Stand: 13.06.2019 17:19 Uhr

Keine Pudelnummer mit Raubtieren

von Natascha Freundel

War das ein Theater! Zuweilen schien es, als hinge von der Zukunft der Berliner Volksbühne am Rosa-Luxemburg-Platz die ganze Zukunft der Hauptstadtkultur oder des ganzen deutschsprachigen Theaters ab. Nun wurde, nach der 25jährigen Ära Frank Castorf und dem kurzen Aufschlag Chris Dercons ein neuer Intendant für die Volksbühne benannt: der Autor und Regisseur René Pollesch.

Natascha Freundel ist Kolumnistin in der Reihe "NachGedacht".

Pollesch? Och nö! Das ist doch der mit dem Wortsalat, diesem endlosen Gerede übers Ich und Du, über Kunst und Konsum, über Gender und Gentrifizierung, und dabei rauchen die Schauspieler! Und kreischen und kichern und werfen sich diesen Philosophiequatsch um die Ohren, ziehen ihn auch noch in den Dreck: "Scheiß Deleuze!", Foucault, Adorno. Pollesch trickst doch mit Texten, die die eigene Unfähigkeit im Theater zur Schau stellen, die eigene Ratlosigkeit. Oder was bitte sollen solche Titel bedeuten: "Schändet eure neoliberalen Biographien!" oder "Wann kann ich endlich in einen Supermarkt gehen und kaufen was ich brauche allein mit meinem guten Aussehen?" oder "Schmeiß Dein Ego weg!" oder "Eure ganz großen Themen sind weg" oder einfach "Ich kann nicht mehr".

Hyperaktive Schnellsprechschreiber für Flaggschiff?

Durchgedrehtes Diskurstheater ist das, post-dramatisch nennt es sich, weil die Kinder am angeblichen Ende der Geschichte glaubten, alles sei nur ein nachgespieltes Spiel, post-factum. Die Bedeutung der Wörter, die Bedeutung der Dinge, der Identität, der Politik. Heute, hallo!, geht's ja wohl wieder um was. Um alles, meinen manche. Um die Zukunft der Demokratie, des Klimas, des ganzen Lebens auf der Erde.
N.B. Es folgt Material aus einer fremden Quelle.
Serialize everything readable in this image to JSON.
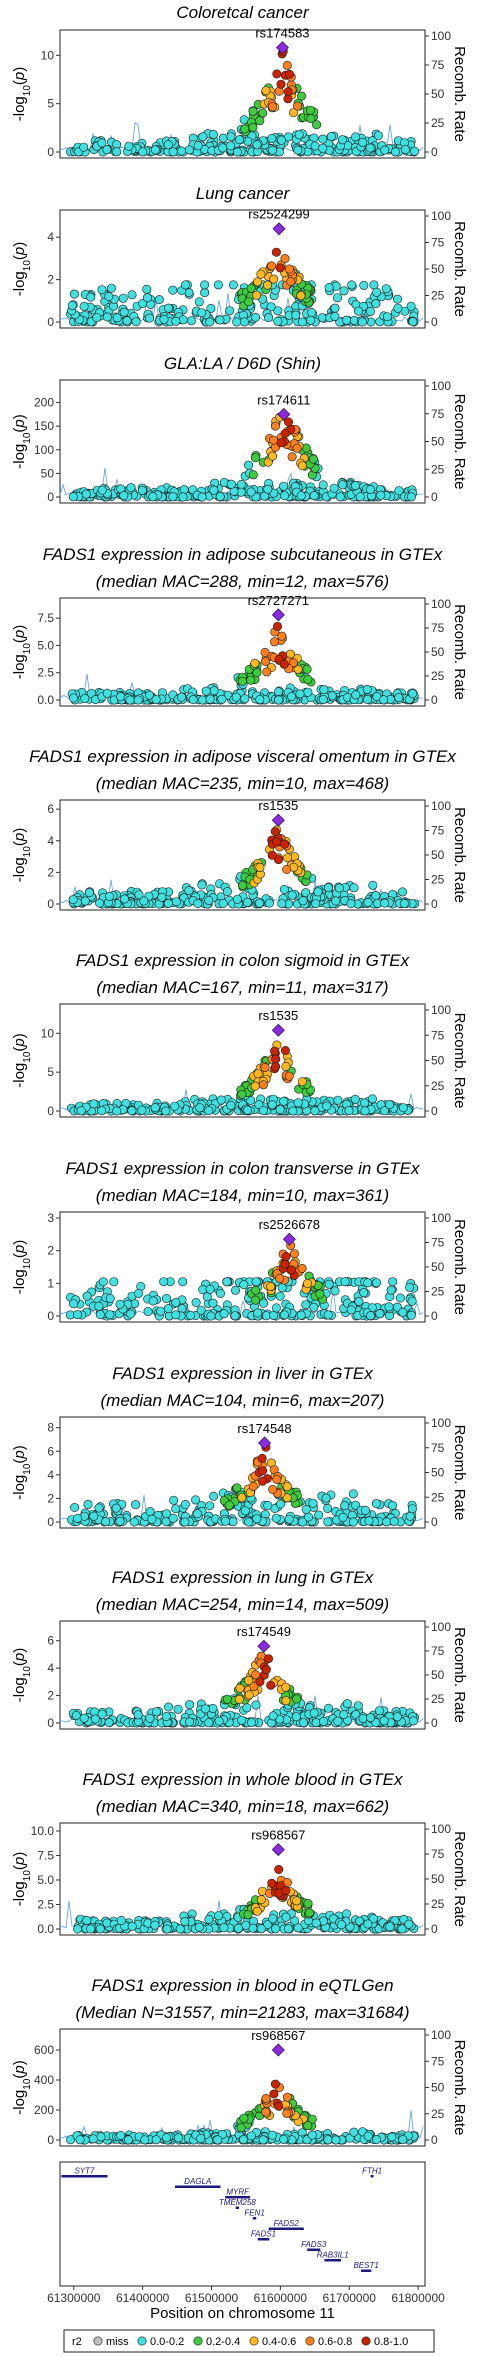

Und da soll dieser hyperaktive Schnellsprechschreiber und -regisseur aus dem Castorf-Chaos der richtige Leader für dieses Flaggschiff, - ja, Flaggschiff sagen manche! - für dieses große Berliner Theaterhaus sein?

Pollesch: Kult unter Castorf

Aber ja! "Ohne Paradoxie kommen wir nicht weiter", würde ich mit René Pollesch sagen. Mehr Frauen braucht das Theater? Nun, Pollesch versteht sich als schwuler Feminist, und so viel Gendertrouble sollte unsere auf saubere Quoten fixierte Gegenwart schon vertragen. Die Volksbühne braucht Castorf'sche Freiheit? Na eben, Pollesch wurde Kult unter Castorf, zumal als jahrelanger Leiter der Prater-Bühne am Haus, aber auch als Überraschungsgast in Hamburg und Stuttgart, in Wien und Zürich. Castorfs ausgedehnte Theaterorgien auf dem Friedhof des Weltliteraturkanons ließen zuletzt, anno 2017, auch treueste Volksbühnen-Fans nach frischer Luft gähnen?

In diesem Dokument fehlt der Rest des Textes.